Do you know why I call you ten times a day? Do you know why I cry a lot? Do you know why I threaten to leave? Do you know why I never actually leave? Do you know why I always tell you that I hate you? Do you know why I push you away? Do you know why I am silent? Do you know why I fight you over little things? Do you know why I am jealous? Do you know why I pretend not to be jealous? Do you know why I no longer wish you a good morning or a good night? Do you know why I am no longer the girl you fell in love with? Do you know why I am writing you this letter? … Because I am scared.
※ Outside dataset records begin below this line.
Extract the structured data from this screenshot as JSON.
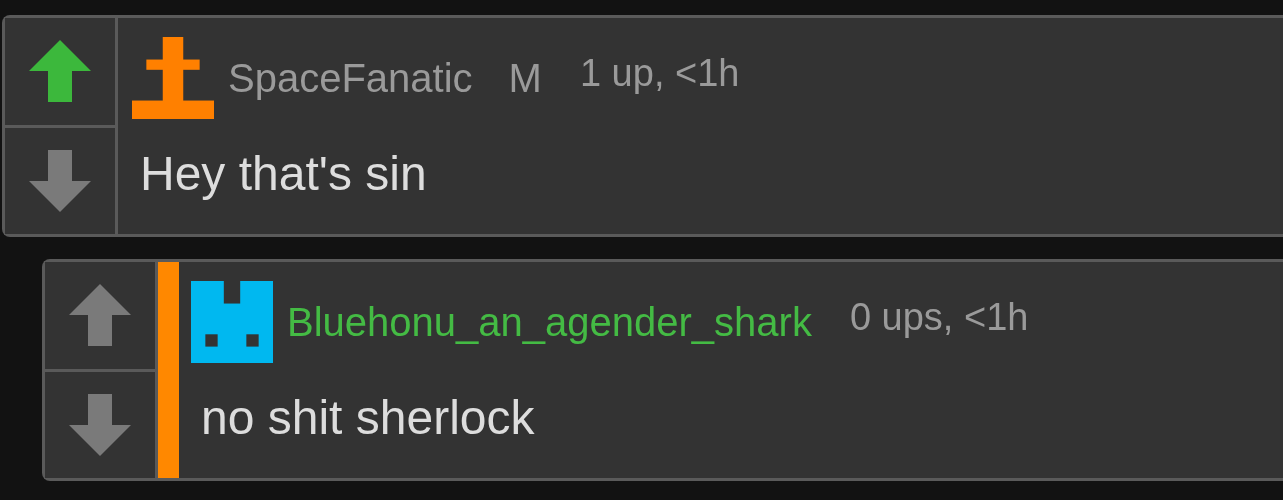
{
  "comments": [
    {
      "reply": false,
      "upvoted": true,
      "downvoted": false,
      "avatar": {
        "kind": "cross",
        "color": "#ff8000"
      },
      "username": {
        "text": "SpaceFanatic",
        "color": "#9a9a9a"
      },
      "badge": "M",
      "meta": "1 up, <1h",
      "text": "Hey that's sin"
    },
    {
      "reply": true,
      "upvoted": false,
      "downvoted": false,
      "avatar": {
        "kind": "castle",
        "color": "#00b8f0"
      },
      "username": {
        "text": "Bluehonu_an_agender_shark",
        "color": "#44bb44"
      },
      "meta": "0 ups, <1h",
      "text": "no shit sherlock"
    }
  ]
}
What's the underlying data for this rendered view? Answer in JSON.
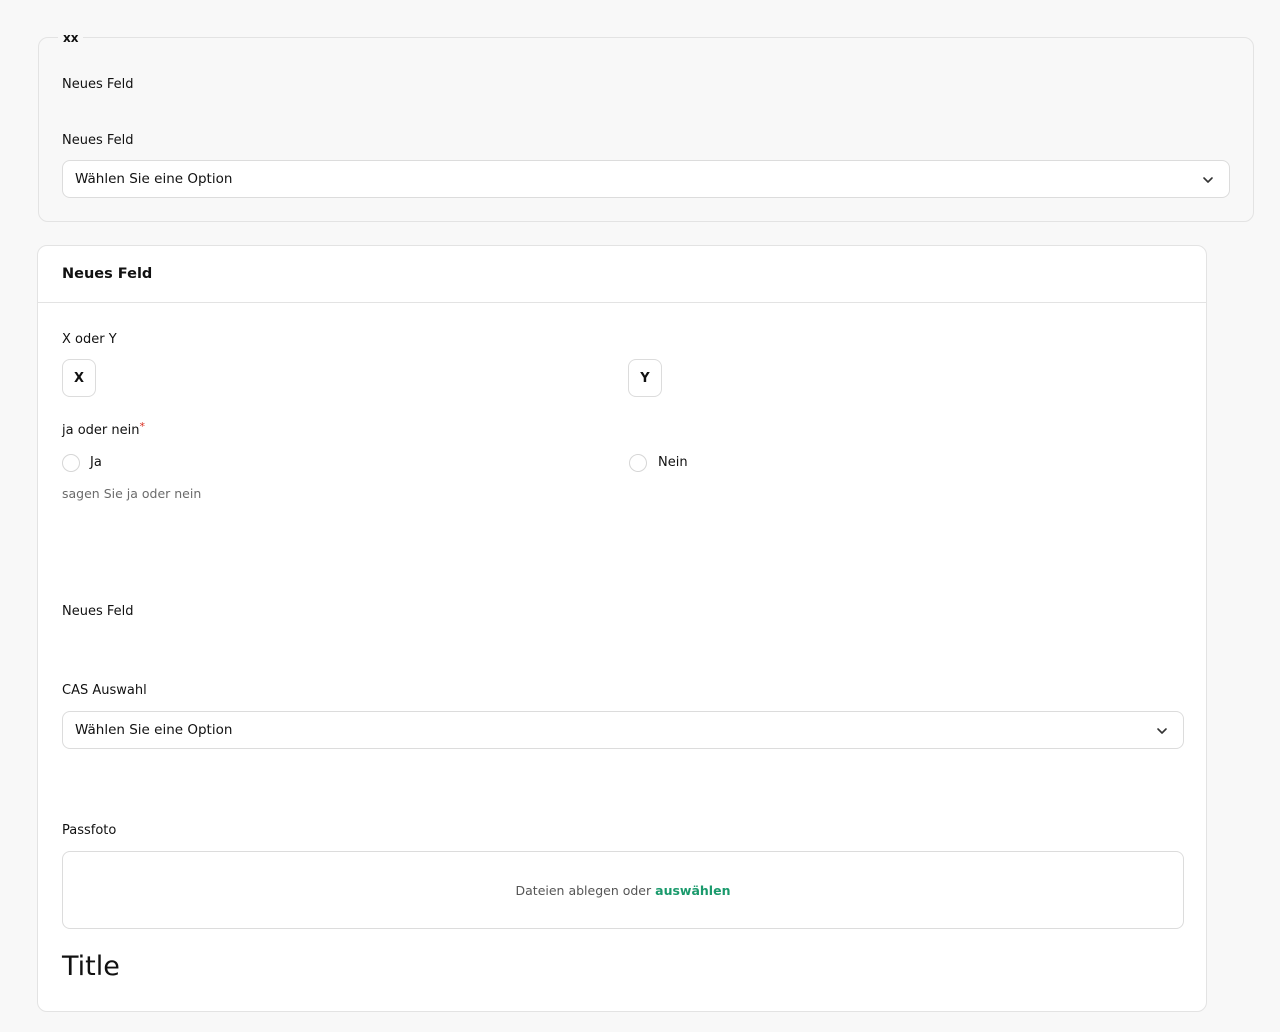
{
  "fieldset": {
    "legend": "xx",
    "field1_label": "Neues Feld",
    "field2_label": "Neues Feld",
    "select_value": "Wählen Sie eine Option"
  },
  "card": {
    "title": "Neues Feld",
    "xy": {
      "label": "X oder Y",
      "option_x": "X",
      "option_y": "Y"
    },
    "yes_no": {
      "label": "ja oder nein",
      "required_mark": "*",
      "option_yes": "Ja",
      "option_no": "Nein",
      "help": "sagen Sie ja oder nein"
    },
    "neues_feld_label": "Neues Feld",
    "cas": {
      "label": "CAS Auswahl",
      "select_value": "Wählen Sie eine Option"
    },
    "passfoto": {
      "label": "Passfoto",
      "drop_text": "Dateien ablegen oder",
      "drop_link": "auswählen"
    },
    "title_heading": "Title"
  },
  "icons": {
    "select_chevron": "chevron-down-icon"
  },
  "colors": {
    "accent": "#1a9a6c",
    "required": "#d92d20",
    "border": "#dcdcdc",
    "background": "#f8f8f8"
  }
}
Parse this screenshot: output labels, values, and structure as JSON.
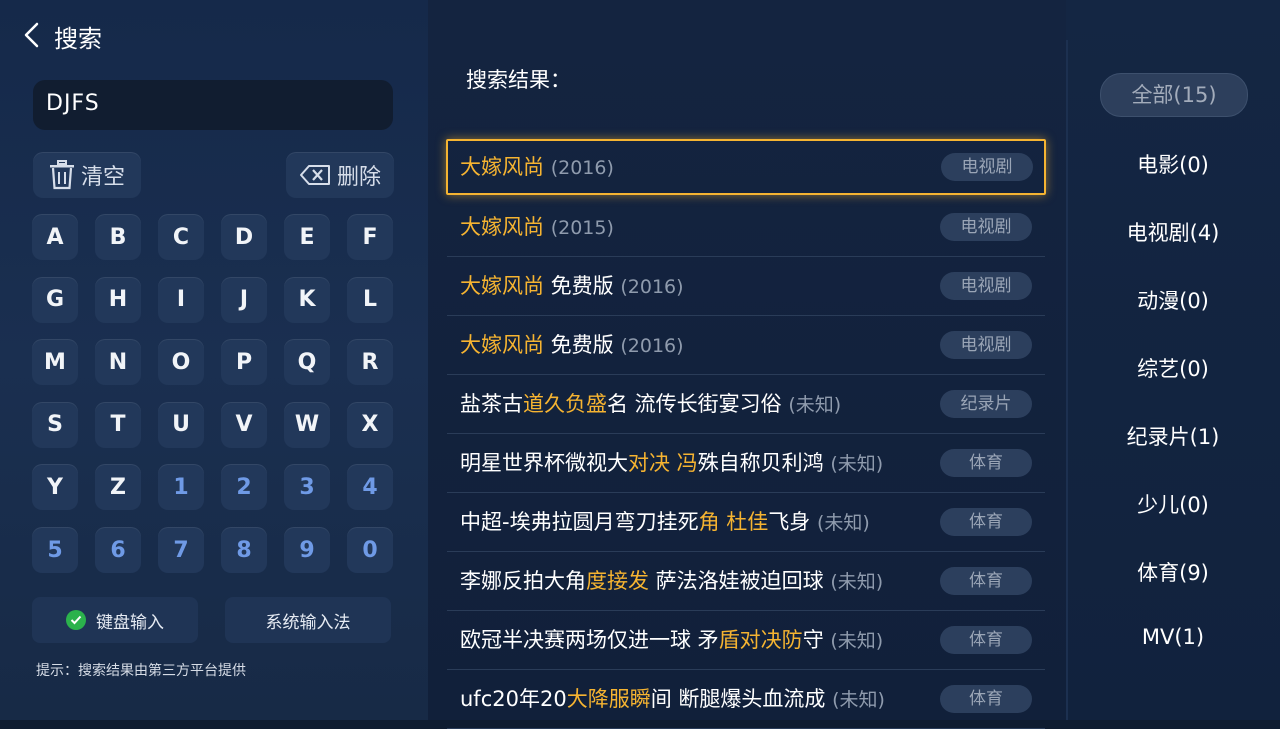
{
  "header": {
    "title": "搜索"
  },
  "search": {
    "query": "DJFS"
  },
  "actions": {
    "clear_label": "清空",
    "delete_label": "删除"
  },
  "keyboard": {
    "keys": [
      "A",
      "B",
      "C",
      "D",
      "E",
      "F",
      "G",
      "H",
      "I",
      "J",
      "K",
      "L",
      "M",
      "N",
      "O",
      "P",
      "Q",
      "R",
      "S",
      "T",
      "U",
      "V",
      "W",
      "X",
      "Y",
      "Z",
      "1",
      "2",
      "3",
      "4",
      "5",
      "6",
      "7",
      "8",
      "9",
      "0"
    ]
  },
  "input_modes": {
    "keyboard_label": "键盘输入",
    "system_label": "系统输入法"
  },
  "hint": "提示：搜索结果由第三方平台提供",
  "results": {
    "title": "搜索结果：",
    "items": [
      {
        "segments": [
          {
            "t": "大嫁风尚",
            "hl": true
          }
        ],
        "year": "(2016)",
        "tag": "电视剧"
      },
      {
        "segments": [
          {
            "t": "大嫁风尚",
            "hl": true
          }
        ],
        "year": "(2015)",
        "tag": "电视剧"
      },
      {
        "segments": [
          {
            "t": "大嫁风尚",
            "hl": true
          },
          {
            "t": " 免费版",
            "hl": false
          }
        ],
        "year": "(2016)",
        "tag": "电视剧"
      },
      {
        "segments": [
          {
            "t": "大嫁风尚",
            "hl": true
          },
          {
            "t": " 免费版",
            "hl": false
          }
        ],
        "year": "(2016)",
        "tag": "电视剧"
      },
      {
        "segments": [
          {
            "t": "盐茶古",
            "hl": false
          },
          {
            "t": "道久负盛",
            "hl": true
          },
          {
            "t": "名 流传长街宴习俗",
            "hl": false
          }
        ],
        "year": "(未知)",
        "tag": "纪录片"
      },
      {
        "segments": [
          {
            "t": "明星世界杯微视大",
            "hl": false
          },
          {
            "t": "对决 冯",
            "hl": true
          },
          {
            "t": "殊自称贝利鸿",
            "hl": false
          }
        ],
        "year": "(未知)",
        "tag": "体育"
      },
      {
        "segments": [
          {
            "t": "中超-埃弗拉圆月弯刀挂死",
            "hl": false
          },
          {
            "t": "角 杜佳",
            "hl": true
          },
          {
            "t": "飞身",
            "hl": false
          }
        ],
        "year": "(未知)",
        "tag": "体育"
      },
      {
        "segments": [
          {
            "t": "李娜反拍大角",
            "hl": false
          },
          {
            "t": "度接发",
            "hl": true
          },
          {
            "t": " 萨法洛娃被迫回球",
            "hl": false
          }
        ],
        "year": "(未知)",
        "tag": "体育"
      },
      {
        "segments": [
          {
            "t": "欧冠半决赛两场仅进一球 矛",
            "hl": false
          },
          {
            "t": "盾对决防",
            "hl": true
          },
          {
            "t": "守",
            "hl": false
          }
        ],
        "year": "(未知)",
        "tag": "体育"
      },
      {
        "segments": [
          {
            "t": "ufc20年20",
            "hl": false
          },
          {
            "t": "大降服瞬",
            "hl": true
          },
          {
            "t": "间 断腿爆头血流成",
            "hl": false
          }
        ],
        "year": "(未知)",
        "tag": "体育"
      }
    ]
  },
  "categories": {
    "all": "全部(15)",
    "items": [
      "电影(0)",
      "电视剧(4)",
      "动漫(0)",
      "综艺(0)",
      "纪录片(1)",
      "少儿(0)",
      "体育(9)",
      "MV(1)"
    ]
  },
  "colors": {
    "highlight": "#f6b431",
    "number_key": "#6f9ae6",
    "check": "#2bb24c"
  }
}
Losing you scares me. Leaving you scares me. Loving you scares me. Missing you scares me. Not having all of you scares me. Not knowing the real you scares me. Knowing that you might hurt me scares me. Feeling your heart growing cold scares me. Seeing your love growing stale scares me. Seeing another woman eyeing you scares me. Me – being naked in front of you scares me. Me – needing you scares me. Me – not being able to be me with you scares me. You – not looking at me scares me. You – not seeing me when you look at me scares me. You – not understanding all of this scares me the most.
Dear MAN … my dear MAN …
I can list 100 things I love about you
and another 100 things I miss about you.
I can think of 100 things that remind me of you
and another 100 things that I still have to give you.
I will not tell you the 100 things that you did wrong
but I will tell you the 100 things you did perfectly well.
Do not give up on us because we have a long way to go.
Do not let go of me because I will hold on to you.
Do not ignore my letter because I will write you more letters.